Politicians Make Great Villains For Good Reason

John Ramsey Miller

With a few notable exceptions, we all love to hate politicians. They are a sociopathic bunch who seem interested only in power, and most seem to sell their votes to the highest bidder all the while swearing they can’t be bought by the people who make their living bribing votes. They will swear that on the eyes of their children until the day they walk into the nearest Federal prison. They talk out of both sides of their mouths and straight out of their asses at the same time. They almost never do what they say they will do to get into office and will stay on decades after they’ve worn out their welcome. Even senility cannot pry them from the marble halls. If you need a villain every reader will hate, make them a Congressman, Senator or an assistant of some sort to the sitting President. Hell, even a President will do.

A villain will do anything to keep their jobs, including killing innocent people, or people close to a protagonist to get the protagonist worked into a lather. Almost never will a protagonist be a politician, because it’s playing against type. The good guy(s) are always fighting a corrupt official or an agency dedicated to protecting the Status Quo, which is usually the career of a powerful politician. A good villain can corrupt the Military, IRS, NSA, CIA, DEA, even the FBI and its believable because they have actually done so, and will again I am certain.

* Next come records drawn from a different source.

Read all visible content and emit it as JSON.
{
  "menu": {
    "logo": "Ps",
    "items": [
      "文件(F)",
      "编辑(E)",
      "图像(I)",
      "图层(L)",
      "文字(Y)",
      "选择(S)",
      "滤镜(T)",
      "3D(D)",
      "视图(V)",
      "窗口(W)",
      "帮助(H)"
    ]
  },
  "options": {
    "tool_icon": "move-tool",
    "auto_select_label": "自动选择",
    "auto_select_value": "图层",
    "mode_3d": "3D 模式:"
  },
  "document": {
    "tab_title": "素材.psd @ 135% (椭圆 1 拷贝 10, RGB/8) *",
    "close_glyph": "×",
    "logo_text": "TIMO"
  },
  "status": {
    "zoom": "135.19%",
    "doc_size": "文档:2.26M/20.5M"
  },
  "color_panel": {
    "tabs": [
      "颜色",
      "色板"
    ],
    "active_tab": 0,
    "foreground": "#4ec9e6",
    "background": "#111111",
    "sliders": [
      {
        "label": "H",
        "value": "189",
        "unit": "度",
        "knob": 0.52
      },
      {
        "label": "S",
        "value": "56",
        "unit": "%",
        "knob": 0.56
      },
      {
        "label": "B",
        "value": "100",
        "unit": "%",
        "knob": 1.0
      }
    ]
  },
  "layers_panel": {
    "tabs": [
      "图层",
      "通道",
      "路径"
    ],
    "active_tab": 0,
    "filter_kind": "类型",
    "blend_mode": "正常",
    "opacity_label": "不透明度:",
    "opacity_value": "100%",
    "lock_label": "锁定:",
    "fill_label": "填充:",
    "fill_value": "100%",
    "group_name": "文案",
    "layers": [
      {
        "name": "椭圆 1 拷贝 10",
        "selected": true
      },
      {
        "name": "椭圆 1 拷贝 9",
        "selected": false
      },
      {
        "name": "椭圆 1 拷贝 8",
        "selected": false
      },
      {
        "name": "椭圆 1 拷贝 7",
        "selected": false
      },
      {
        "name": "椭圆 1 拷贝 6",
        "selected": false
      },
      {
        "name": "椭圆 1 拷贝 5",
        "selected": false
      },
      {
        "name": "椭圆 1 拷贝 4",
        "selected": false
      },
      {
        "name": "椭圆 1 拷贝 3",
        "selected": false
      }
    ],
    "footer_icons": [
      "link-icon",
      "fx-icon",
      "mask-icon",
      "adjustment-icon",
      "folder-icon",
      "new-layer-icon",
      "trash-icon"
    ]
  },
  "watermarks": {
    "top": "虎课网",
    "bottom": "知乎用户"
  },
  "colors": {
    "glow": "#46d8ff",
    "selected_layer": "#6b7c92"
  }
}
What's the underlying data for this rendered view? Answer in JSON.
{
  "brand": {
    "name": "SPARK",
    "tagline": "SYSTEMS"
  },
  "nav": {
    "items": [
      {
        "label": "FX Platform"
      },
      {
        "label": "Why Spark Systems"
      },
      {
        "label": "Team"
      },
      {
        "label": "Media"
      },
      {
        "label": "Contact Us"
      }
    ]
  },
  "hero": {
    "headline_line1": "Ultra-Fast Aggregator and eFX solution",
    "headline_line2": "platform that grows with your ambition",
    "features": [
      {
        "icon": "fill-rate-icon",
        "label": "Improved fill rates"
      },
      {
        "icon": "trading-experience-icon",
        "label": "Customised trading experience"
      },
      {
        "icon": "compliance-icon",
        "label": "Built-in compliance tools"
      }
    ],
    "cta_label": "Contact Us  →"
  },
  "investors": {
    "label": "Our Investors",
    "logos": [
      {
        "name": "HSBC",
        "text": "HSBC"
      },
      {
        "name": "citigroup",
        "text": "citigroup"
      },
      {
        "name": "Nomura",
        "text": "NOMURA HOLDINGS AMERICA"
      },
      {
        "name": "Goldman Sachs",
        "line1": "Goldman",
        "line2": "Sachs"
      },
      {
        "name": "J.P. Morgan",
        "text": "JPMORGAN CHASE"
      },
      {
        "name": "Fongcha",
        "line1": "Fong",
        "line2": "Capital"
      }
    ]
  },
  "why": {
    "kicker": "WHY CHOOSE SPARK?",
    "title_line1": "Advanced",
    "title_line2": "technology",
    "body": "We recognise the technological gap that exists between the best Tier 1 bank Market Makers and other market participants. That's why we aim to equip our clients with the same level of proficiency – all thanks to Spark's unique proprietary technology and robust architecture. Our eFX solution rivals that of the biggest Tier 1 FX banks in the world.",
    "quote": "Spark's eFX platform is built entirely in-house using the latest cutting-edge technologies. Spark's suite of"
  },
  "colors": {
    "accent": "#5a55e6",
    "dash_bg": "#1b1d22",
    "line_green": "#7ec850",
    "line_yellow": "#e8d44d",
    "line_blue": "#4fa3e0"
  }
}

Writing thrillers is easier if you are paranoid. The longer I live, the more I understand the sanity of being among that number. Villains need to be powerful, and that is all they have to have on the line for them to do anything it takes to remain there. In the book I am writing at present the protagonist remarks how anything that rich people acquire and value so highly eventually end up in the possession of someone else. It’s a thought I have anytime I go into an antique shop, or a consignment shop. What the bad guys we write about rob and kill for is never worth what they do to get or keep it. Power is extremely intoxicating. Power is even more transitory than objects. I love writing about power and more about perceived power and the fear of losing it will cause a villain to do anything to your protagonist. Corruption and power go hand-in-hand in novels and in real life as well.

I was watching the news the other night and saw that 85 year-old President Robert Mugabe of Zimbabwe was throwing himself a quarter million dollar birthday party in (what was) the most financially troubled economy on earth, where disease, corruption, starvation and murder are as commonplace as chiggers in an Alabama weed field. THE MAN IS 85, for Christ’s sake. And the very next news story I watched was about bank officials here doing the exact same thing as Wild Bob Zimbob. Big party and big bucks involved. And then I watched a politician (Okay, Barney Frank) complaining that those bank executives were wasting “our” tax dollars. Amazing. How can ANY politician accuse anybody else of wasting tax dollars and keep from laughing out loud at the audacity of that accusation? Just staggering. Goes to show you that arrogance has no physical boundaries.